On January 22, 2012, 28-year-old Christopher Norris was skiing alone at Winter Park Resort in Winter Park, Colorado. When he didn’t meet up with his father-in-law at the time they had planned, the ski patrol was dispatched. Sadly, they found Norris’s body buried under several feet of snow just off a black diamond run in an area of the resort that was known as Trestle Trees. Norris had died after being overcome by an inbounds avalanche—one occurring within the boundary of a ski resort.
Four months later, Norris’s wife, Salynda Fleury, filed a wrongful death lawsuit in the Grand County District Court on behalf of herself and the couple’s two children. In the complaint, Fleury claimed that IntraWest Winter Park Operations Corporation, which runs the resort, had been negligent because, despite avalanche warnings released that day by the Colorado Avalanche Information Center for areas with conditions similar to those on Trestle Trees at the time, IntraWest failed to close the area or warn its skiers of the danger. She said that her husband “could rightly assume the Trestle Trees area was safe from avalanche danger when Winter Park did not close the area.” Fleury asked for an unspecified amount in damages.

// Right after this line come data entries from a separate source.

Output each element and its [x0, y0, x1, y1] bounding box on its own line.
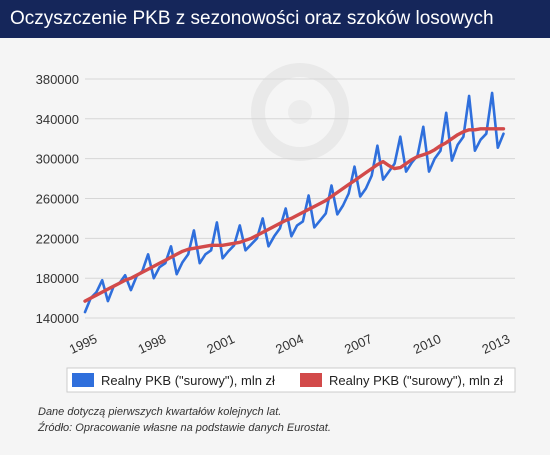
y-tick-label: 140000: [36, 311, 79, 326]
series-line-raw: [83, 91, 505, 314]
y-tick-label: 300000: [36, 152, 79, 167]
y-tick-label: 180000: [36, 271, 79, 286]
y-tick-label: 380000: [36, 72, 79, 87]
gdp-line-chart: 140000 180000 220000 260000 300000 340000 3800…: [36, 63, 516, 393]
footnote-data-note: Dane dotyczą pierwszych kwartałów kolejn…: [38, 406, 282, 418]
chart-area: 140000 180000 220000 260000 300000 340000 3800…: [0, 38, 550, 398]
x-tick-label: 2001: [204, 331, 237, 357]
legend-label-trend: Realny PKB ("surowy"), mln zł: [329, 373, 503, 388]
legend-swatch-trend: [300, 373, 322, 387]
x-tick-label: 2004: [273, 331, 306, 357]
series-line-trend: [83, 127, 506, 303]
legend-label-raw: Realny PKB ("surowy"), mln zł: [101, 373, 275, 388]
x-tick-label: 2007: [342, 331, 375, 357]
x-tick-label: 2010: [411, 331, 444, 357]
x-tick-label: 1998: [136, 331, 169, 357]
grid-lines: [85, 78, 515, 319]
y-axis: 140000 180000 220000 260000 300000 340000 3800…: [36, 72, 79, 326]
series-group: [83, 91, 506, 314]
footnote-source: Źródło: Opracowanie własne na podstawie …: [38, 422, 331, 434]
footnotes: Dane dotyczą pierwszych kwartałów kolejn…: [38, 404, 538, 436]
y-tick-label: 260000: [36, 191, 79, 206]
y-tick-label: 220000: [36, 231, 79, 246]
x-tick-label: 2013: [480, 331, 513, 357]
legend: Realny PKB ("surowy"), mln zł Realny PKB…: [66, 367, 516, 393]
legend-swatch-raw: [72, 373, 94, 387]
x-tick-label: 1995: [67, 331, 100, 357]
watermark-logo: [251, 63, 349, 161]
chart-title: Oczyszczenie PKB z sezonowości oraz szok…: [0, 0, 550, 38]
y-tick-label: 340000: [36, 112, 79, 127]
x-axis: 1995 1998 2001 2004 2007 2010 2013: [67, 331, 512, 357]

IntraWest claimed it was not liable for Norris’s death, since its resort was protected by Colorado’s Ski Safety Act, enacted in 1979 “to establish reasonable safety standards for the operation of ski areas and for the skiers using them.” The act outlines a list of the “inherent dangers and risks of skiing” that a skier should expect as part of the sport, which include “changing weather conditions,” “snow conditions as they exist or may change,” and “variations in steepness or terrain.”

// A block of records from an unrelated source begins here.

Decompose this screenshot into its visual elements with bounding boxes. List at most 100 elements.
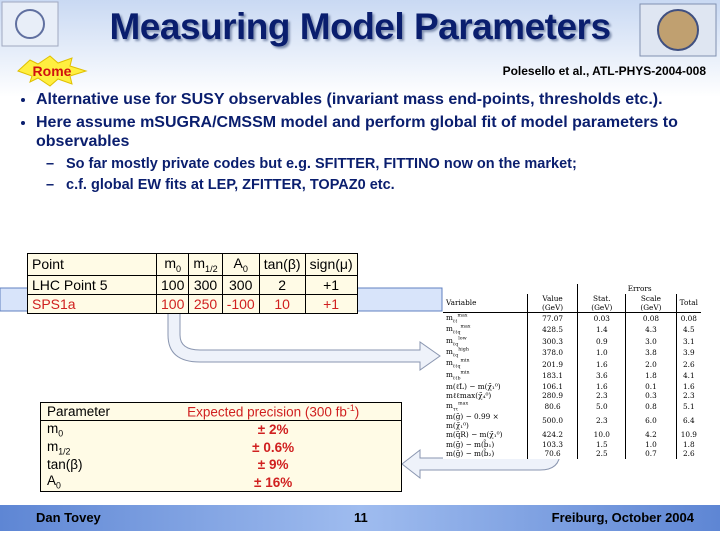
row: mℓqhigh 378.0 1.0 3.8 3.9 (443, 346, 701, 359)
cell-subscript: ℓℓ (452, 319, 458, 325)
row: m(g̃) − m(b̃₂) 70.6 2.5 0.7 2.6 (443, 449, 701, 459)
header-cell: Variable (443, 293, 528, 313)
cell-text: 424.2 (542, 430, 563, 440)
cell-text: m (446, 400, 453, 410)
sub-bullet: c.f. global EW fits at LEP, ZFITTER, TOP… (66, 176, 708, 195)
cell: m(g̃) − 0.99 × m(χ̃₁⁰) (443, 412, 527, 430)
cell-superscript: min (460, 370, 470, 376)
cell-text: 2.6 (683, 359, 695, 369)
cell-text: 3.0 (645, 336, 657, 346)
cell: 300 (188, 274, 223, 295)
cell: 0.08 (625, 312, 677, 325)
cell-text: Expected precision (300 fb (187, 404, 347, 420)
cell: mℓℓqmin (443, 358, 527, 369)
cell-text: 2.3 (596, 391, 608, 401)
cell: 100 (155, 293, 190, 314)
cell-text: 0.3 (645, 391, 657, 401)
cell: 2.6 (675, 358, 701, 370)
cell: 428.5 (526, 324, 578, 336)
cell-subscript: 1/2 (205, 263, 218, 274)
cell-text: 0.03 (593, 313, 610, 323)
cell-text: +1 (323, 276, 340, 293)
cell: mℓqlow (443, 336, 527, 347)
cell: mℓℓmax(χ̃₄⁰) (443, 391, 527, 401)
header-row: Variable Value (GeV) Stat. (GeV) Scale (GeV… (443, 293, 701, 313)
cell-text: 80.6 (544, 401, 561, 411)
cell-superscript: max (458, 401, 469, 407)
citation: Polesello et al., ATL-PHYS-2004-008 (502, 64, 706, 78)
precision-table: Parameter Expected precision (300 fb-1) m0… (40, 402, 402, 493)
cell: 106.1 (526, 381, 578, 391)
cell-text: A (47, 473, 57, 489)
cell-text: 0.9 (596, 336, 608, 346)
cell-text: 2.6 (683, 449, 695, 459)
cell-text: tan(β) (263, 256, 301, 273)
row: m0 ± 2% (41, 421, 402, 439)
cell-text: 2.0 (645, 359, 657, 369)
cell-text: 1.6 (596, 381, 608, 391)
cell-text: 1.8 (645, 371, 657, 381)
cell: ± 2% (145, 421, 401, 439)
cell-text: 2.5 (596, 449, 608, 459)
cell: 70.6 (526, 449, 578, 459)
params-table: Point m0 m1/2 A0 tan(β) sign(μ) LHC Point 5 100… (27, 253, 358, 314)
cell: mττmax (443, 401, 527, 412)
header-cell: Value (GeV) (526, 293, 578, 313)
cell-text: 5.0 (596, 401, 608, 411)
cell: 3.9 (675, 346, 701, 359)
cell-text: m (47, 438, 59, 454)
cell: 1.5 (577, 439, 626, 450)
cell: 424.2 (526, 429, 578, 440)
cell-text: 4.2 (645, 430, 657, 440)
cell-superscript: min (460, 358, 470, 364)
arrow-1 (167, 310, 441, 371)
cell: m(g̃) − m(b̃₁) (443, 440, 527, 450)
cell-text: 0.7 (645, 449, 657, 459)
cell: 10.0 (577, 429, 626, 440)
cell: m(g̃) − m(b̃₂) (443, 449, 527, 459)
cell: mℓℓmax (443, 312, 527, 324)
cell: 3.8 (625, 346, 677, 359)
cell-text: 1.6 (596, 359, 608, 369)
cell-subscript: ℓℓq (452, 364, 461, 370)
cell-text: mℓℓmax(χ̃₄⁰) (446, 391, 492, 401)
cell-text: 300 (193, 276, 218, 293)
errors-table: Errors Variable Value (GeV) Stat. (GeV) Scal… (443, 284, 701, 459)
cell: +1 (304, 274, 358, 295)
header-row: Parameter Expected precision (300 fb-1) (40, 402, 402, 421)
cell: 250 (188, 293, 223, 314)
cell-text: 77.07 (542, 313, 563, 323)
cell: 300.3 (526, 335, 578, 347)
cell-text: 1.8 (683, 439, 695, 449)
cell: ± 0.6% (145, 439, 401, 457)
bullets: Alternative use for SUSY observables (in… (18, 90, 708, 195)
cell-text: 3.6 (596, 371, 608, 381)
cell: 4.1 (675, 369, 701, 382)
cell: m0 (41, 421, 146, 439)
cell-text: 280.9 (542, 391, 563, 401)
cell-text: m (47, 421, 59, 436)
row: mℓℓbmin 183.1 3.6 1.8 4.1 (443, 369, 701, 382)
cell: 201.9 (526, 358, 578, 370)
cell: LHC Point 5 (27, 274, 157, 295)
group-header: Errors (577, 284, 701, 294)
cell: 2 (258, 274, 306, 295)
cell-text: 10.9 (680, 430, 697, 440)
header-cell: Total (675, 293, 701, 313)
cell-text: m (446, 312, 453, 322)
cell: 2.5 (577, 449, 626, 459)
cell-text: m(g̃) − m(b̃₂) (446, 449, 495, 459)
row: m(ℓ̃L) − m(χ̃₁⁰) 106.1 1.6 0.1 1.6 (443, 381, 701, 391)
cell-subscript: ττ (452, 406, 459, 412)
cell-text: -100 (226, 295, 255, 312)
cell: 0.9 (577, 335, 626, 347)
cell-superscript: max (460, 324, 471, 330)
row: mℓqlow 300.3 0.9 3.0 3.1 (443, 335, 701, 347)
cell-subscript: 1/2 (58, 446, 71, 457)
cell-text: 10 (274, 295, 290, 312)
cell-text: +1 (323, 295, 340, 312)
cell: m(q̃R) − m(χ̃₁⁰) (443, 430, 527, 440)
cell-text: A (233, 255, 243, 271)
cell-text: 5.1 (683, 401, 695, 411)
cell-text: 2.3 (596, 416, 608, 426)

“This triad describes the building blocks of avalanches,” says IntraWest’s attorney, Peter Rietz. “Avalanches are an inherent risk of skiing.” The district court judge, Mary Hoak, agreed with him and dismissed the case.
Fleury then appealed to the Colorado Court of Appeals. “If the legislature had intended to include avalanches in its list of inherent risks of skiing, it would have included the word avalanche,” says the widow’s attorney, James Heckbert. “It did not.”
The Verdict
On February 13, 2014, two out of three appeals judges agreed with the district court’s decision to dismiss, stating that an avalanche fell “neatly into the examples of dangers in the act.” Judge Jerry Jones dissented, arguing that the other justices erred in giving the act “an expansive reading rather than a narrow one.” He said, “The General Assembly identified particular events which would fit within the statutory definition—collisions with natural objects, impacts with man-made objects, and collisions with other skiers. The event at issue here—an avalanche—is not among them.”
Fleury made a final appeal to the Colorado Supreme Court, with her attorney echoing Jones’s point in an opening brief: “The Court should resist any urge to assume the General Assembly made such a glaring omission and should instead apply the statute as written.” On May 31, 2016, the supreme court ruled—and disagreed. Since the act includes “snow conditions as they exist or may change” in its risks, the court found the “phrase encompasses an inbounds avalanche, which is, at its core, the movement or changing condition of snow.” Winter Park Resort, as a result, was not liable.
“It’s wide-open now,” says Heckbert, Fleury’s attorney, warning that this interpretation of the language in the act basically releases resorts from liability. “There’s no limit to what can be considered an inherent risk of skiing.”